BINDLESTIFFS Review

1

Film Pulse Score

Release Date:  June 19, 2012 (Limited)
Director:  Andrew Edison
MPAA Rating:  R

A “bindlestiff” is hobo who carries a bindle – that is, the cloth bag on the end of stick with the hobo’s belongings in it.  What does that have to do with this movie?  Nothing.  The film also purports to be three teenagers’ several-day living-out of J. D. Salinger’s seminal novel Catcher in the Rye.  This, too, has nothing to do with the film’s plot.  So what is this movie about?  It is a raunchy, profanity-laced stepchild to far better films like Superbad – a film involving the growing-up of three teenage guys who want to visit the wild side but who fail miserably at doing so.  This is the second collaboration between Phase 4 Films and director-producer-writer-actor Kevin Smith.  Ignore this film and see their previous collaboration instead entitled Red State – another film about three teenagers with a far more interesting plot, real performances, a frightening unfolding of events, and great in-your-face filming.

The film follows three teens – Andrew, Luke, and John (played by writer and director Andrew Edison, Luke Locktin, and John Woo, respectively).  Andrew has read Catcher in the Rye and become obsessed with Holden Caulfield even though Andrew’s not intellectually or spiritually deep enough to really understand the revolutionary novel.  Luke is his best friend who is foul-mouthed and pretends to sexually advanced in order to help poor John who is virginal in every sense of the word.  When the three are suspended from school for graffiti on a bathroom stall, the young men leave their respective homes and shack up in a dismal hotel while looking for a good time.  Poor, sweet, unadulterated John is lovesick for his drama teacher and even attempts to get together with her, but cannot find her at home when his courage is at its height.

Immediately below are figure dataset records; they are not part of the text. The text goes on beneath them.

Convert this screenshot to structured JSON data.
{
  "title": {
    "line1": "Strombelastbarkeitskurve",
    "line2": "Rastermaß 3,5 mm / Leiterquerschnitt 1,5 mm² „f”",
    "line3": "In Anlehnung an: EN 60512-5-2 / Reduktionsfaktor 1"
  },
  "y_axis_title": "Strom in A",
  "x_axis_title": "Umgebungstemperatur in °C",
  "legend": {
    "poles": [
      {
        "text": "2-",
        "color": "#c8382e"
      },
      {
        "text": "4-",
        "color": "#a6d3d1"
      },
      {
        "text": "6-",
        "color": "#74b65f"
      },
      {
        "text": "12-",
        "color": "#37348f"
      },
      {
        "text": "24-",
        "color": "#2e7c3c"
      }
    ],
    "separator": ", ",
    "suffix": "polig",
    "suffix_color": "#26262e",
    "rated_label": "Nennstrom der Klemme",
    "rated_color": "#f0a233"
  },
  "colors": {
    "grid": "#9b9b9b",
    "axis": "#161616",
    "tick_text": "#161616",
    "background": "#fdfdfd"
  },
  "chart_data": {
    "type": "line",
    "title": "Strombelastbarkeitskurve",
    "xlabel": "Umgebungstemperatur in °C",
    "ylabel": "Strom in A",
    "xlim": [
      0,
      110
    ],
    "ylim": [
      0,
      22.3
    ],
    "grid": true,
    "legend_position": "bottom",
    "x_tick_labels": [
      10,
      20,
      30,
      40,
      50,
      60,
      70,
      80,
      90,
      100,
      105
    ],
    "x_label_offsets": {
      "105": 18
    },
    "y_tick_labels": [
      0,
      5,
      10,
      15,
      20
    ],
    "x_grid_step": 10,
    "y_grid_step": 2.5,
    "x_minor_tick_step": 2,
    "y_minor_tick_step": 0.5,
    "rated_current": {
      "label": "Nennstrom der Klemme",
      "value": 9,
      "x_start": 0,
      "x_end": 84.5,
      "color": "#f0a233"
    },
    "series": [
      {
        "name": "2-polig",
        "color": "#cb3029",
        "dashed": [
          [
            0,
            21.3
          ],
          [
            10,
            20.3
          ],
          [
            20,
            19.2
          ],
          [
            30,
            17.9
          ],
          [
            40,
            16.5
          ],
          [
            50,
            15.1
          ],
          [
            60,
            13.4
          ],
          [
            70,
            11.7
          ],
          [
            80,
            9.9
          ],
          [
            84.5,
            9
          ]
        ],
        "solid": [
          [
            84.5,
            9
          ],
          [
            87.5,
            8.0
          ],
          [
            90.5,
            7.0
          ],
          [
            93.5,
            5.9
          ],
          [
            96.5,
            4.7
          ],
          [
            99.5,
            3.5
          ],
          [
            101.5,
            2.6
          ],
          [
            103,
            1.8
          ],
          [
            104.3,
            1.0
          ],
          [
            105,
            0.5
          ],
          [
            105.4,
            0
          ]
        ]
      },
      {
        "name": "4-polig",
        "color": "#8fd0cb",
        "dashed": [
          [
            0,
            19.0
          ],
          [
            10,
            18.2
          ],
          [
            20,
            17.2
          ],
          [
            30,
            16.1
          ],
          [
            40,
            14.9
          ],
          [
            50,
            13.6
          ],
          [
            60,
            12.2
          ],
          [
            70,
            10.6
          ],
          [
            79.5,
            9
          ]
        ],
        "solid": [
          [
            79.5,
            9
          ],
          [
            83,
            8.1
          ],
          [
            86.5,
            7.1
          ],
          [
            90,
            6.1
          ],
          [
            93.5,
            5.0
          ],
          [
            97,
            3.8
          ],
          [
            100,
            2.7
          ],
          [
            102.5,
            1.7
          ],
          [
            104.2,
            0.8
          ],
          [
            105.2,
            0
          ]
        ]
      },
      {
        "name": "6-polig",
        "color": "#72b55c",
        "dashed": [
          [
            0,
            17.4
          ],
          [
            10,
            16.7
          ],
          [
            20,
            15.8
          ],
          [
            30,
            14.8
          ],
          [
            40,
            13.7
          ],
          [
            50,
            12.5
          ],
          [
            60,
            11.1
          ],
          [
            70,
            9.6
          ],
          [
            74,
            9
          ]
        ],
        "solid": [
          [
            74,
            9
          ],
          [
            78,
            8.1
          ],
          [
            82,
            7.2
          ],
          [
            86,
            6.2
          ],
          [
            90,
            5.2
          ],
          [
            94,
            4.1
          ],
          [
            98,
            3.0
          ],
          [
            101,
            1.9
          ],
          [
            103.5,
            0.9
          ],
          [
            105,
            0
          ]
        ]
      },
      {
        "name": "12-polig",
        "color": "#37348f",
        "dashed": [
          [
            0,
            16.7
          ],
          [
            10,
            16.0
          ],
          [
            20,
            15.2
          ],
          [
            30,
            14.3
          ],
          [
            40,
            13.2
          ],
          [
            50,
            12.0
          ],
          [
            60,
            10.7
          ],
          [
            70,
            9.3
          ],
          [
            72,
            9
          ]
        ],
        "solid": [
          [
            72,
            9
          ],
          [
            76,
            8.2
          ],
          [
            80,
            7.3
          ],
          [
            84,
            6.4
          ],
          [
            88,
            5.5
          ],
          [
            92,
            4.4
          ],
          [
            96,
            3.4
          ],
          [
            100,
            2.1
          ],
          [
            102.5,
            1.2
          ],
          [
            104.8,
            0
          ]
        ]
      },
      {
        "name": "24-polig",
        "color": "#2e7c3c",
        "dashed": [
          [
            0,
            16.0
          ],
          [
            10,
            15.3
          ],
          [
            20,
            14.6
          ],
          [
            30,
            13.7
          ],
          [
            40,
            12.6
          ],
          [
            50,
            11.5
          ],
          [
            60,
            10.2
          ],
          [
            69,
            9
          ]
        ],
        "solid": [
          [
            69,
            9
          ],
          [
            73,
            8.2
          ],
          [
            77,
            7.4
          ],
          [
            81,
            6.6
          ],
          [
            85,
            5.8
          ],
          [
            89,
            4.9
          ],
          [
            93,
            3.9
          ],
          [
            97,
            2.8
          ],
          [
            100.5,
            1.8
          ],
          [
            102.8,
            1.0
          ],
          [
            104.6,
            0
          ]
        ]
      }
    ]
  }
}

One ridiculous event is compounded by another as the guys try to live Caulfield’s life.  Luke pretends to have relations with a battered and worn prostitute named Caramel.  John has sex with a homeless woman who is beaten nearly to death by Luke who thinks she is assaulting John in a bus stop.  When she awakens in their hotel room, the guys become nearly undone in their fast and furious decision as to what to do with her.  Ultimately, they decide that she should have an abortion have they think she’s pregnant after putting a pregnancy test stick in her mouth as a thermometer.  Andrew also finds himself smoking crack with a meth-head and the pimp that provided Caramel to the threesome in the first place. Luke also finds himself reunited with Caramel and tries to have a “real” relationship with her.  It goes without saying that all three are stupid as hell – just like the film itself.

A subplot, if you can call it that, involves Charlie (Will Fordyce) who is the school security guard who believes the three teens are preparing to attack the school Columbine-style after misinterpreting their harmless and juvenile bathroom graffiti as a Catcher-in-the-Rye motivated attempt to shoot up the campus.  He begins a relentless search for the teens, intent on stopping them from carrying out their supposed plot.  The boys ultimately give him a taste of his own medicine when Charlie attacks them, killing the homeless woman whom John had tried to take under his wing after thinking he had impregnated her.

The ridiculous film is filled with gratuitous profanity, sexual situations, and asinine scenes filled with Edison, Locktin, and Woo’s absurd performances.  Only John is barely worth watching as his sweetness and innocence is mildly interesting.  It demeans the literary legacy of Catcher in the Rye as well as teenage angst films with something real to stay about changes to teen boys during their high school years.  It is nonsensical from beginning to pathetic end.  Avoid it at all costs.